The cocoa industry, long regarded as the backbone of rural livelihoods and a pillar of the national economy, is facing one of its gravest crises in decades, as mounting debts and unpaid obligations threaten to paralyse the entire value chain.

The Ranking Member on Parliament’s Economy and Development Committee, Kojo Oppong Nkrumah, has issued a stark warning that without urgent government intervention, the sector risks long-term damage that could push farming communities deeper into poverty and drive young people away from cocoa farming altogether.

At the centre of the crisis is the financial distress of the Ghana Cocoa Board (COCOBOD), which has struggled to meet its obligations to key players in the cocoa value chain.

Since November 2025, Licensed Buying Companies (LBCs) have reportedly purchased approximately GH¢10 billion worth of cocoa from farmers across the country.

However, those beans remain largely unpaid for, creating a liquidity bottleneck that has frozen the movement of cocoa from farms to warehouses and onward to export markets.

Speaking on TV3 Hot Issues, Oppong Nkrumah, MP for Ofoase Ayirebi insists the crisis is not theoretical—it is already being felt in farming communities.

LBCs, unable to receive payment from COCOBOD for cocoa already delivered, are stuck with stock they cannot evacuate and funds they cannot recycle. As a result, they cannot return to farming communities to buy new cocoa from farmers who have already harvested and dried their beans.

The effect, he warned, is a “frozen value chain,” where cocoa sits idle, incomes dry up, and poverty begins to spread across rural areas that depend almost entirely on cocoa for survival.

This situation has been worsened by what the Minority describes as inadequate government response.

While the government recently announced a GH¢1.091 billion payment to LBCs—made up of GH¢237 million for 50,000 metric tonnes of cocoa and a subsequent GH¢854 million disbursement—Oppong Nkrumah dismissed the amount as grossly insufficient compared to the estimated GH¢10 billion debt.

He described the payment as “a drop in the ocean,” arguing that it does little to unlock the liquidity crisis choking the sector.

Beyond the immediate financial strain, the Ranking Member warned of deeper social and structural consequences.

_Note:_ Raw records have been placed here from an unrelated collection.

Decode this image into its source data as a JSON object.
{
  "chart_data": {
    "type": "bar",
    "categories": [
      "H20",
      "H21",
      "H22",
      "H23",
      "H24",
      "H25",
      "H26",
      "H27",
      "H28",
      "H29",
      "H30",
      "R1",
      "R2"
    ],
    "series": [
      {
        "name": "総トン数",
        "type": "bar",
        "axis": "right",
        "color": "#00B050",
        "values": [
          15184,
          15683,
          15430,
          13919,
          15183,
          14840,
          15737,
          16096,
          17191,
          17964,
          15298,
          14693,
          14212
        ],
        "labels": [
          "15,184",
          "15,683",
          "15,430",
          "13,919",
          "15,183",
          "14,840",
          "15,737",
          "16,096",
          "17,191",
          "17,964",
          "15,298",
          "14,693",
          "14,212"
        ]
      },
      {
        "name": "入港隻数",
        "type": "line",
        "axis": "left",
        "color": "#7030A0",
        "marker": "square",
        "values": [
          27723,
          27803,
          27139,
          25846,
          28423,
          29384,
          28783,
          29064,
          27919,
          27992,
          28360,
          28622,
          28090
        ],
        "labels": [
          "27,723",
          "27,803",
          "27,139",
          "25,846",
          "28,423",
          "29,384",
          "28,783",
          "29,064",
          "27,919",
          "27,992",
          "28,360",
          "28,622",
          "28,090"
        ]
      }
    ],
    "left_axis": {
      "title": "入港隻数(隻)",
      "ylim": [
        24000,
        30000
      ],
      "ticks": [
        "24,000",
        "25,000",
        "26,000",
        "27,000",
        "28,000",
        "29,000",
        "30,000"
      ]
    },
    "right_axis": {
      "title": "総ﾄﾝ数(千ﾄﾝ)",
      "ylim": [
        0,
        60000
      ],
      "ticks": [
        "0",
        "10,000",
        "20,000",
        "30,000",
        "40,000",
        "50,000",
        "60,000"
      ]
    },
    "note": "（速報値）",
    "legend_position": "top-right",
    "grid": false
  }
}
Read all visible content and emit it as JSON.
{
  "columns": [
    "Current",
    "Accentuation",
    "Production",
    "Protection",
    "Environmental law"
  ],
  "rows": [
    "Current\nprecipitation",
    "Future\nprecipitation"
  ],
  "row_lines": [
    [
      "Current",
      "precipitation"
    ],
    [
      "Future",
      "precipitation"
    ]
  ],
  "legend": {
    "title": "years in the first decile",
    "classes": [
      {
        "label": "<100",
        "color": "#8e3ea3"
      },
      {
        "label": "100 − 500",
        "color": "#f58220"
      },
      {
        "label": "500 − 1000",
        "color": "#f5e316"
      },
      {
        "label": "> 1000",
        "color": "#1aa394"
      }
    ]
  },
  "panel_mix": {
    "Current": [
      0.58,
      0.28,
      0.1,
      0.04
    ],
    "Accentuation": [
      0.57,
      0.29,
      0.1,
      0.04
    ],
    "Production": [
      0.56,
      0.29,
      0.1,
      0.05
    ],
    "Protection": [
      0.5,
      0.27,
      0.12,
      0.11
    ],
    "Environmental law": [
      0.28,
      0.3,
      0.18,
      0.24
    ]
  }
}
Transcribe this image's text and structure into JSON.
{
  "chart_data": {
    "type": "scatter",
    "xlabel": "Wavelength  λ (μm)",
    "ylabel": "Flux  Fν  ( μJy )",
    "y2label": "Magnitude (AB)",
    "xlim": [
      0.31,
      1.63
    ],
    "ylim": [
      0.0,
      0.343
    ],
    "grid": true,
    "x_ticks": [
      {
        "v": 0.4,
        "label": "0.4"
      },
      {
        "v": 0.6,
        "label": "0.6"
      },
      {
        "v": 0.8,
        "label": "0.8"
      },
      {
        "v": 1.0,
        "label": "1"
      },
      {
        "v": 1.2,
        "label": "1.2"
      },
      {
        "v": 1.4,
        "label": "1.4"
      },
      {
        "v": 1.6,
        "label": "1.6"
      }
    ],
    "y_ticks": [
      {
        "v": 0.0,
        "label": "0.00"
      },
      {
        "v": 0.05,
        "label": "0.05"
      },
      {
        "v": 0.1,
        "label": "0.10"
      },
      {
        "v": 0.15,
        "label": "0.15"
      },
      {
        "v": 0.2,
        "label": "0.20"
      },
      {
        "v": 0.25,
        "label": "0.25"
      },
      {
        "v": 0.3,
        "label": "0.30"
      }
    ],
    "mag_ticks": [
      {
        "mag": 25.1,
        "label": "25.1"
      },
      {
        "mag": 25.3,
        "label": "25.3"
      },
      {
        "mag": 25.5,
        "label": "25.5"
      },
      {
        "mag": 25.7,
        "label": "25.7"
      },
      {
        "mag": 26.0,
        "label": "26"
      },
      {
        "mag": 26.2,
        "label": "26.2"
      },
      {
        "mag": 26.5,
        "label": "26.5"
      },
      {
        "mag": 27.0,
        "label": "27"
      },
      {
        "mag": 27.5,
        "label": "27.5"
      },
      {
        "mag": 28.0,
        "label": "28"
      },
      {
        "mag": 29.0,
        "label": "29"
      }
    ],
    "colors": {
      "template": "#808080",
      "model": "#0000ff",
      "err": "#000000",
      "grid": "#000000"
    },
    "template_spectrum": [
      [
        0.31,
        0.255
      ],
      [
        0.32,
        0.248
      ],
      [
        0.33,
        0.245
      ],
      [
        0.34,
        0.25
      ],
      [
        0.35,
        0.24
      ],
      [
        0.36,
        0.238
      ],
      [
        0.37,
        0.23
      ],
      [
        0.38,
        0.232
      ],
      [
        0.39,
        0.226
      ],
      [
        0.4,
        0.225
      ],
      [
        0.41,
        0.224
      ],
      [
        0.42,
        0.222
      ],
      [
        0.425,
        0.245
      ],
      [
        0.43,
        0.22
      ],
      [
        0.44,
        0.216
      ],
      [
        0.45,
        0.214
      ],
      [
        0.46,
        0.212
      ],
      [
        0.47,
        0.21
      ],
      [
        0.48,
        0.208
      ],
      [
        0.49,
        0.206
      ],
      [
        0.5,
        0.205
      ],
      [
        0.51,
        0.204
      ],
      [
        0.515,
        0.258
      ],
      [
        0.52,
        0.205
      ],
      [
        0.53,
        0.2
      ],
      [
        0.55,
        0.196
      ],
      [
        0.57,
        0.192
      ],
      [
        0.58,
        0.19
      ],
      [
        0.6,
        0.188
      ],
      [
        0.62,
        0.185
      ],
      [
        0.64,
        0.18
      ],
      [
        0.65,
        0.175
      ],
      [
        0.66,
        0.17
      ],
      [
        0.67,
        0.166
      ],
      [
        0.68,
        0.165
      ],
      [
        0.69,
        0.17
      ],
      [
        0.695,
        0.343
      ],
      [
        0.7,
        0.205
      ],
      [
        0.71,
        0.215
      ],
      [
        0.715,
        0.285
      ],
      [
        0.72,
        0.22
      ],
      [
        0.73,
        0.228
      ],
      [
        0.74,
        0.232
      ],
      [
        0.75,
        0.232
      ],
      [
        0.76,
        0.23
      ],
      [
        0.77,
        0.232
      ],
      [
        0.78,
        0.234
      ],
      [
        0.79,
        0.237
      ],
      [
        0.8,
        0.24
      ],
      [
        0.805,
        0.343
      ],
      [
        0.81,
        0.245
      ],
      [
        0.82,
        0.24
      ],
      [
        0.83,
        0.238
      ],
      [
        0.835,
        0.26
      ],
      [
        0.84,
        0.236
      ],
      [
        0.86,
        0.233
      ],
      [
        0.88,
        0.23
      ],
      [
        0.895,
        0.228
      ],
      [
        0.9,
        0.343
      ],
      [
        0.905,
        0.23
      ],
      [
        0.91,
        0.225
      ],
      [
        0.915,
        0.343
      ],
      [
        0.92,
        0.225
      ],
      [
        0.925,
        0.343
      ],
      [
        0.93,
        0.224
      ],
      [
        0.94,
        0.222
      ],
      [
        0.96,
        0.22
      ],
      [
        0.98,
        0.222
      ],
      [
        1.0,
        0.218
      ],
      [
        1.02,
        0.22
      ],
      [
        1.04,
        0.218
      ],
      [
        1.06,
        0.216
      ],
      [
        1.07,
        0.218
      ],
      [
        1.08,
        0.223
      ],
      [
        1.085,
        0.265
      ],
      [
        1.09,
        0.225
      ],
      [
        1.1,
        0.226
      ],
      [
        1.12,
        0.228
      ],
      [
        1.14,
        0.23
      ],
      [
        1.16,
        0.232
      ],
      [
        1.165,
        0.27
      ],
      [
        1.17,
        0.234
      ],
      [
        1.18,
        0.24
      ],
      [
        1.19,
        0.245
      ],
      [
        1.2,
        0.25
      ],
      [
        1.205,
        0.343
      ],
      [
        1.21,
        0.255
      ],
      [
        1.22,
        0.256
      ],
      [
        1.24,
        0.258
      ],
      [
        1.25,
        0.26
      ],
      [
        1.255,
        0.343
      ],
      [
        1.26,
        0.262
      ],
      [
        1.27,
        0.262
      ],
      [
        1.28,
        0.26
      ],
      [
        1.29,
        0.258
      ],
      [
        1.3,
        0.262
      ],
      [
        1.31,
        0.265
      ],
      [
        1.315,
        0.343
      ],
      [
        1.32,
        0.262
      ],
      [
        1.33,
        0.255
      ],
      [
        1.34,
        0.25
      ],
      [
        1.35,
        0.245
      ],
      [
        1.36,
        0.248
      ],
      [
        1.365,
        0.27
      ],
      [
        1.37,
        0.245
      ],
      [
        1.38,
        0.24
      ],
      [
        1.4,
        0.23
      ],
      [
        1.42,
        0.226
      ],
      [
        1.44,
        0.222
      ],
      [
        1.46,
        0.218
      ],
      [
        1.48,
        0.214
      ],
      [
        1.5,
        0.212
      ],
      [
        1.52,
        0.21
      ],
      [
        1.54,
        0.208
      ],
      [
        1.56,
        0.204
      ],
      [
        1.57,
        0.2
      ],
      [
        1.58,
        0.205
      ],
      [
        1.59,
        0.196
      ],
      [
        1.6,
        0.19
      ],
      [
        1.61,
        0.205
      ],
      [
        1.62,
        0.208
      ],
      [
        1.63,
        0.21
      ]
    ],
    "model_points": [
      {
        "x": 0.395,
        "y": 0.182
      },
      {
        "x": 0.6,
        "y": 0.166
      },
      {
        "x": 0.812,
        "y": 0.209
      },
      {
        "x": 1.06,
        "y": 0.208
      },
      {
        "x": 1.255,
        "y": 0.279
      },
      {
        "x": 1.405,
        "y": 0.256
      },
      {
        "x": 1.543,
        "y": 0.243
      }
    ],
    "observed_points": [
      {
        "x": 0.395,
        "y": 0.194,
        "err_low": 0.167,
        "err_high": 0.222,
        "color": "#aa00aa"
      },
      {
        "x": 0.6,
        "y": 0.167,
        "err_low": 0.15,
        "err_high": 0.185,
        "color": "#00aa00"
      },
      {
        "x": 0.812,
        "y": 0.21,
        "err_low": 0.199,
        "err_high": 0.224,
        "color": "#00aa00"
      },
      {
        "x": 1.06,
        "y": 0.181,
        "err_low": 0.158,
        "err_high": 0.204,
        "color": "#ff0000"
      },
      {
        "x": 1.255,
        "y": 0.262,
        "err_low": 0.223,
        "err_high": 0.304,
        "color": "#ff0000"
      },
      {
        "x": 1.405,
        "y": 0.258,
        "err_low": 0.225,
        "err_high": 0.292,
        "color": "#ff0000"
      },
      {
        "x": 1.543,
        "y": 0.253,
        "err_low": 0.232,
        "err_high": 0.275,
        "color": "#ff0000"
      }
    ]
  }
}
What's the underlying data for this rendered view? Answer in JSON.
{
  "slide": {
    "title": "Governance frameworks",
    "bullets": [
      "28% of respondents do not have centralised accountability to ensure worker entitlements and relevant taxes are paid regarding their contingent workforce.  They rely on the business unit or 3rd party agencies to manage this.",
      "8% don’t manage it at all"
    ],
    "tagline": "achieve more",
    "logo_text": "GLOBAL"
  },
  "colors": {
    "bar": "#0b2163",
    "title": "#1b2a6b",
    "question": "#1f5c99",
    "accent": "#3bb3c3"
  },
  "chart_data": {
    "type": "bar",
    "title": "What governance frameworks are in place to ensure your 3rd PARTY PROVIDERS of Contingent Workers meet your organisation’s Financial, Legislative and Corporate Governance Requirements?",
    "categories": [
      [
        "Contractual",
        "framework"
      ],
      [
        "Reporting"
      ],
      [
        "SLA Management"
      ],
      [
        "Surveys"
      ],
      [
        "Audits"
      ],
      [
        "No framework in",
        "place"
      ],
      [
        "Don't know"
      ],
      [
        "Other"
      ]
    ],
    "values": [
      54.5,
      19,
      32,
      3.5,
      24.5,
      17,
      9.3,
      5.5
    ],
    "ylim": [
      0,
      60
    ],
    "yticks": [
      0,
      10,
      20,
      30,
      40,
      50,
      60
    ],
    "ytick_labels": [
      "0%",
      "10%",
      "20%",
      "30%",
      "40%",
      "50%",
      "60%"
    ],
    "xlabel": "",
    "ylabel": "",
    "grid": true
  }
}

He cautioned that if cocoa farming continues to be characterised by delayed payments, uncertainty, and declining incomes, fewer young people will be willing to take up cocoa cultivation.

This, he said, could accelerate rural poverty, weaken Ghana’s long-term cocoa production capacity, and undermine the sustainability of the entire sector.

Oppong Nkrumah also linked the current crisis to policy failures and governance challenges, arguing that the focus on price reviews and future reforms is misplaced when the present system is already collapsing under unpaid debts.

He insisted that the first and most urgent step must be a direct government bailout of COCOBOD, enabling it to clear outstanding payments to LBCs so that money can flow back to farmers and normal trading can resume.

In addition, he has demanded transparency from the government regarding the widely publicised GH¢1.2 billion debt payment, calling for full disclosure of the actual total debt owed and a clear, time-bound strategy for settling all outstanding obligations to the cocoa sector.

Without this, he warned, any talk of reforms or restructuring would be meaningless.

The crisis is unfolding against a broader historical backdrop of persistent financial challenges within COCOBOD, recurrent debt cycles, and long-standing structural weaknesses in cocoa financing.

Successive administrations have grappled with balancing farmer welfare, sector sustainability, and international market pressures.

However, the current liquidity crunch has exposed how fragile the system has become, particularly when payments to farmers and buyers break down.